In order to make the definitive diagnosis and appropriate treatment, it is necessary to visualize the fungus. In this case, the methods of choice for staining ‍– PAS and Gomori-Grocott(8), the latter detects the presence of mucin and glycogen –, enabled the release of aldehyde groups, resulting from the pretreatment with chromic acid. Then, the detection of reduction of the alkaline complex by silver nitrate occurred, since the background cell wall is rich in polysaccharides(5, 11). When identified, appropriate treatment is implemented immediately and patients in severe stages are more likely to cure.

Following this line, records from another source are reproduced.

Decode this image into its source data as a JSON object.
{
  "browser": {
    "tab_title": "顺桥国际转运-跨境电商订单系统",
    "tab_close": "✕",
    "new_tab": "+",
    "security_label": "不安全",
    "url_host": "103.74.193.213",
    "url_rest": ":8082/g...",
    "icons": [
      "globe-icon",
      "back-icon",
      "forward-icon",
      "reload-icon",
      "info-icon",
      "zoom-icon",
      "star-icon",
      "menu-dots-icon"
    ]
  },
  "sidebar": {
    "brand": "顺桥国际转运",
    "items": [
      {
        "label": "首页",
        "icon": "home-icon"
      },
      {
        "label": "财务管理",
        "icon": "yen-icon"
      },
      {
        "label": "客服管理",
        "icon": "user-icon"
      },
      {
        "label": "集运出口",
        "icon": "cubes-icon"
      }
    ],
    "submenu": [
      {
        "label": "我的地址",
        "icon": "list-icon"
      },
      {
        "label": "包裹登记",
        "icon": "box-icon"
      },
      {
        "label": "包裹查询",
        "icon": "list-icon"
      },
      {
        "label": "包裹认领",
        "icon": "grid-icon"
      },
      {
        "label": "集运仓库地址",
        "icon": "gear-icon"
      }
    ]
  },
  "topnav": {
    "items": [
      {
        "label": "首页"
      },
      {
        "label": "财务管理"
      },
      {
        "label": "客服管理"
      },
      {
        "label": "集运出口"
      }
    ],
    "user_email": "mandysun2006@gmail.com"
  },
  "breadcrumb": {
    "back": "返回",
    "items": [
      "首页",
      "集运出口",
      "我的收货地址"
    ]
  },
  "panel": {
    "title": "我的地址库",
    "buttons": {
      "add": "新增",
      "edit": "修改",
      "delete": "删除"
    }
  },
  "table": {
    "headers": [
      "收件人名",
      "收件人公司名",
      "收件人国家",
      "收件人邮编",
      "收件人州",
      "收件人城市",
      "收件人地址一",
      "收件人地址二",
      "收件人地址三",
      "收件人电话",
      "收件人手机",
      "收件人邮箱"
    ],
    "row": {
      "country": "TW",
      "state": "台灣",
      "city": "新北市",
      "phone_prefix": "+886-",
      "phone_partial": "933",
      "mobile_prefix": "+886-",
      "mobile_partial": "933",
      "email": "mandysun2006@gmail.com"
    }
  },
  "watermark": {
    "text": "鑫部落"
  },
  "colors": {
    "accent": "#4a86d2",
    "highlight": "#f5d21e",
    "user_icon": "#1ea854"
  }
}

The treatment of choice is high-doses drug therapy, in addition to nutritional support, managing the sequelae and maintaining the patient in good health with strict monitoring(8). Our report demonstrates that the delay in diagnosis, and consequently in therapy, decreases the recovery chance of the infected.


Given the above and based on the analysis on the literature, we conclude that it is very important to observe the clinical features of the lesion and make the recommendation for the correct and rapid diagnosis. In addition, it is necessary to stimulate education and promote information and communication to the population on the various forms of infection of the disease, aiming at reducing the occurrence of cases.